I am trying to add parallelism to a program that converts .bmp to grayscale .bmp. I see, as a rule, 2-4 times worse for parallel code. I am setting parBuffer / chunking sizes and still can't explain it. Search for leadership.
The whole source file used here: http://lpaste.net/106832
We use Codec.BMP to read in the pixel stream represented by type RGBA = (Word8, Word8, Word8, Word8) . To convert to grayscale, simply draw a “brightness” conversion in all pixels.
The sequential implementation is literally:
toGray :: [RGBA] -> [RGBA] toGray x = map luma x
Test input .bmp - 5184 x 3456 (71.7 MB).
The serial implementation runs at ~ 10 s, ~ 550 ns / pixel. The drawing looks clean:

Why is it so fast? I suppose it has something with a lazy ByteString (although Codec.BMP uses a strict ByteString - is there an implicit conversion here?) And a merge.
Adding Parallelism
The first attempt to add parallelism went through parList . Oh boy.

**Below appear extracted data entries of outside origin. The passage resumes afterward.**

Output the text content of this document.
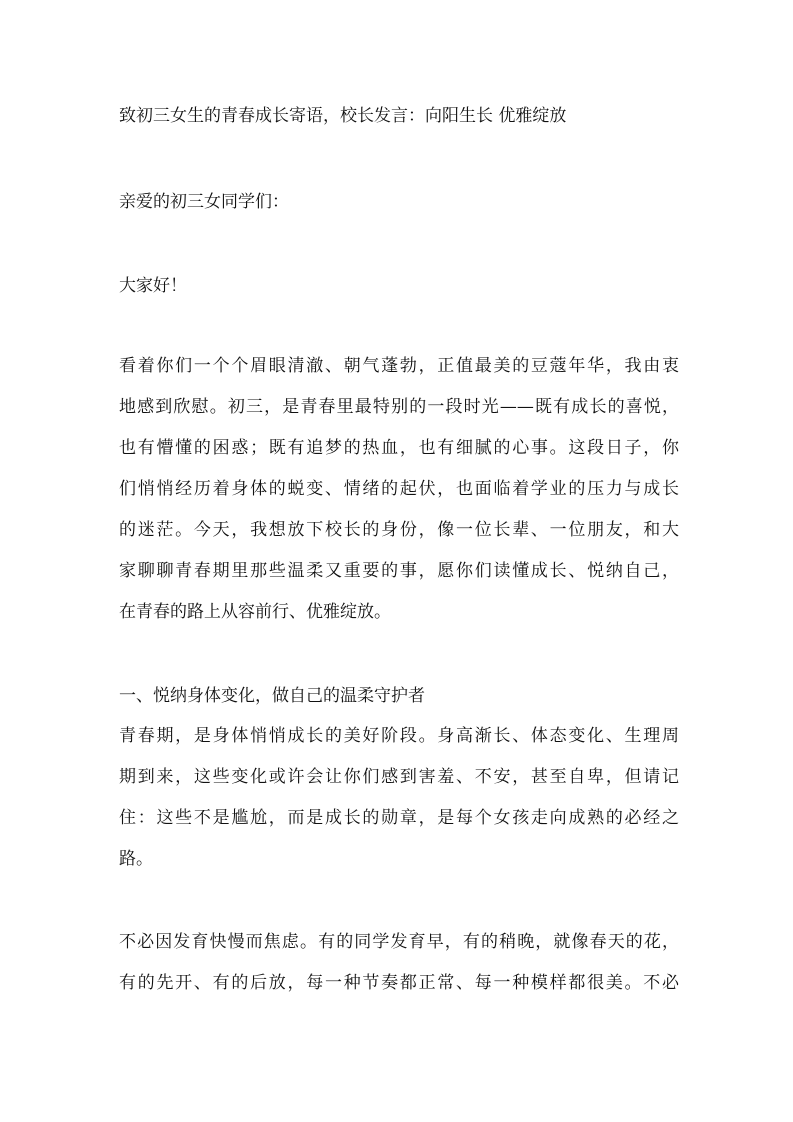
致初三女生的青春成长寄语，校长发言：向阳生长 优雅绽放
亲爱的初三女同学们：
大家好！
看着你们一个个眉眼清澈、朝气蓬勃，正值最美的豆蔻年华，我由衷
地感到欣慰。初三，是青春里最特别的一段时光——既有成长的喜悦，
也有懵懂的困惑；既有追梦的热血，也有细腻的心事。这段日子，你
们悄悄经历着身体的蜕变、情绪的起伏，也面临着学业的压力与成长
的迷茫。今天，我想放下校长的身份，像一位长辈、一位朋友，和大
家聊聊青春期里那些温柔又重要的事，愿你们读懂成长、悦纳自己，
在青春的路上从容前行、优雅绽放。
一、悦纳身体变化，做自己的温柔守护者
青春期，是身体悄悄成长的美好阶段。身高渐长、体态变化、生理周
期到来，这些变化或许会让你们感到害羞、不安，甚至自卑，但请记
住：这些不是尴尬，而是成长的勋章，是每个女孩走向成熟的必经之
路。
不必因发育快慢而焦虑。有的同学发育早，有的稍晚，就像春天的花，
有的先开、有的后放，每一种节奏都正常、每一种模样都很美。不必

The program used memory and a ~ 4-5 GB system.
Then I read the section “Parallelizing Lazy Streams Using ParBuffer” by Simon Marlow O'Reilly and tried parBuffer with a large size. This still did not produce the desired results. The spark was incredibly small.

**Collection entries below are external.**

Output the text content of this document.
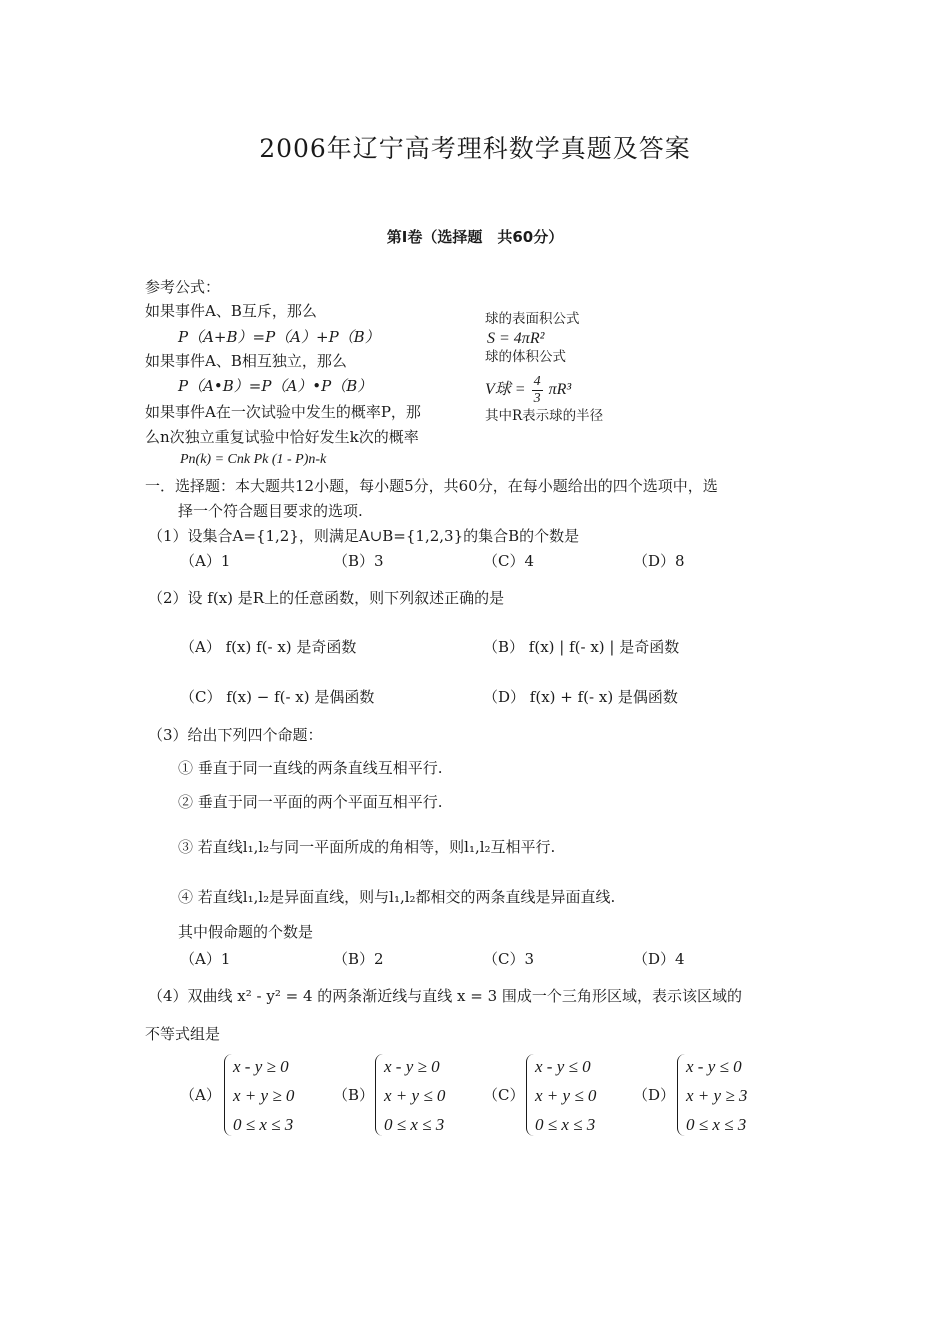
2006年辽宁高考理科数学真题及答案
第I卷（选择题　共60分）
参考公式：
如果事件A、B互斥，那么
P（A+B）=P（A）+P（B）
如果事件A、B相互独立，那么
P（A•B）=P（A）•P（B）
如果事件A在一次试验中发生的概率P，那
么n次独立重复试验中恰好发生k次的概率
Pn(k) = Cnk Pk (1 - P)n-k
球的表面积公式
S = 4πR²
球的体积公式
V球 = $\frac{4}{3} \pi R^3$
其中R表示球的半径
一．选择题：本大题共12小题，每小题5分，共60分，在每小题给出的四个选项中，选
择一个符合题目要求的选项.
（1）设集合A={1,2}，则满足A∪B={1,2,3}的集合B的个数是
（A）1	（B）3	（C）4	（D）8
（2）设 f(x) 是R上的任意函数，则下列叙述正确的是
（A） f(x) f(- x) 是奇函数	（B） f(x) | f(- x) | 是奇函数
（C） f(x) − f(- x) 是偶函数	（D） f(x) + f(- x) 是偶函数
（3）给出下列四个命题：
① 垂直于同一直线的两条直线互相平行.
② 垂直于同一平面的两个平面互相平行.
③ 若直线l₁,l₂与同一平面所成的角相等，则l₁,l₂互相平行.
④ 若直线l₁,l₂是异面直线，则与l₁,l₂都相交的两条直线是异面直线.
其中假命题的个数是
（A）1	（B）2	（C）3	（D）4
（4）双曲线 x² - y² = 4 的两条渐近线与直线 x = 3 围成一个三角形区域，表示该区域的
不等式组是
（A）
x - y ≥ 0
x + y ≥ 0
0 ≤ x ≤ 3
（B）
x - y ≥ 0
x + y ≤ 0
0 ≤ x ≤ 3
（C）
x - y ≤ 0
x + y ≤ 0
0 ≤ x ≤ 3
（D）
x - y ≤ 0
x + y ≥ 3
0 ≤ x ≤ 3
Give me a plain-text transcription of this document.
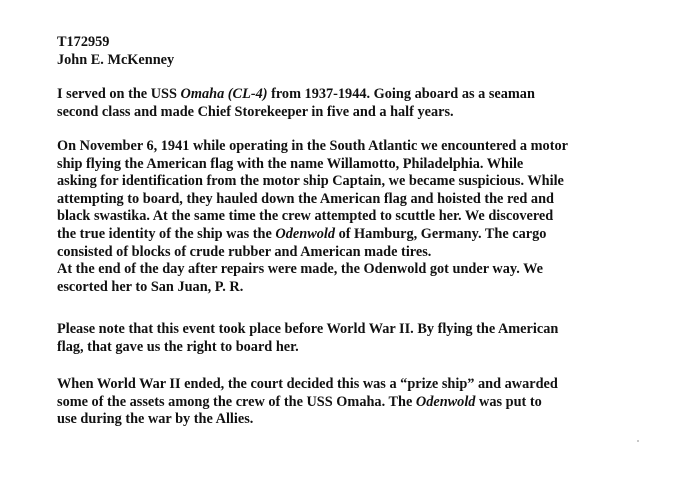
T172959
John E. McKenney
I served on the USS Omaha (CL-4) from 1937-1944. Going aboard as a seaman
second class and made Chief Storekeeper in five and a half years.
On November 6, 1941 while operating in the South Atlantic we encountered a motor
ship flying the American flag with the name Willamotto, Philadelphia. While
asking for identification from the motor ship Captain, we became suspicious. While
attempting to board, they hauled down the American flag and hoisted the red and
black swastika. At the same time the crew attempted to scuttle her. We discovered
the true identity of the ship was the Odenwold of Hamburg, Germany. The cargo
consisted of blocks of crude rubber and American made tires.
At the end of the day after repairs were made, the Odenwold got under way. We
escorted her to San Juan, P. R.
Please note that this event took place before World War II. By flying the American
flag, that gave us the right to board her.
When World War II ended, the court decided this was a “prize ship” and awarded
some of the assets among the crew of the USS Omaha. The Odenwold was put to
use during the war by the Allies.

Then I tried to increase the size of the spark by breaking a lazy list and then sticking with parBuffer for parallelism:
toGrayPar :: [RGBA] -> [RGBA] toGrayPar x = concat $ (withStrategy (parBuffer 500 rpar) . map (map luma)) (chunk 8000 x) chunk :: Int -> [a] -> [[a]] chunk n [] = [] chunk n xs = as : chunk n bs where (as,bs) = splitAt (fromIntegral n) xs
But this still does not give the desired performance:
18,934,235,760 bytes allocated in the heap 15,274,565,976 bytes copied during GC 639,588,840 bytes maximum residency (27 sample(s)) 238,163,792 bytes maximum slop 1910 MB total memory in use (0 MB lost due to fragmentation) Tot time (elapsed) Avg pause Max pause Gen 0 35277 colls, 35277 par 19.62s 14.75s 0.0004s 0.0234s Gen 1 27 colls, 26 par 13.47s 7.40s 0.2741s 0.5764s Parallel GC work balance: 30.76% (serial 0%, perfect 100%) TASKS: 6 (1 bound, 5 peak workers (5 total), using -N2) SPARKS: 4480 (2240 converted, 0 overflowed, 0 dud, 2 GC'd, 2238 fizzled) INIT time 0.00s ( 0.01s elapsed) MUT time 14.31s ( 14.75s elapsed) GC time 33.09s ( 22.15s elapsed) EXIT time 0.01s ( 0.12s elapsed) Total time 47.41s ( 37.02s elapsed) Alloc rate 1,323,504,434 bytes per MUT second Productivity 30.2% of total user, 38.7% of total elapsed gc_alloc_block_sync: 7433188 whitehole_spin: 0 gen[0].sync: 0 gen[1].sync: 1017408

How can I better talk about what's going on here?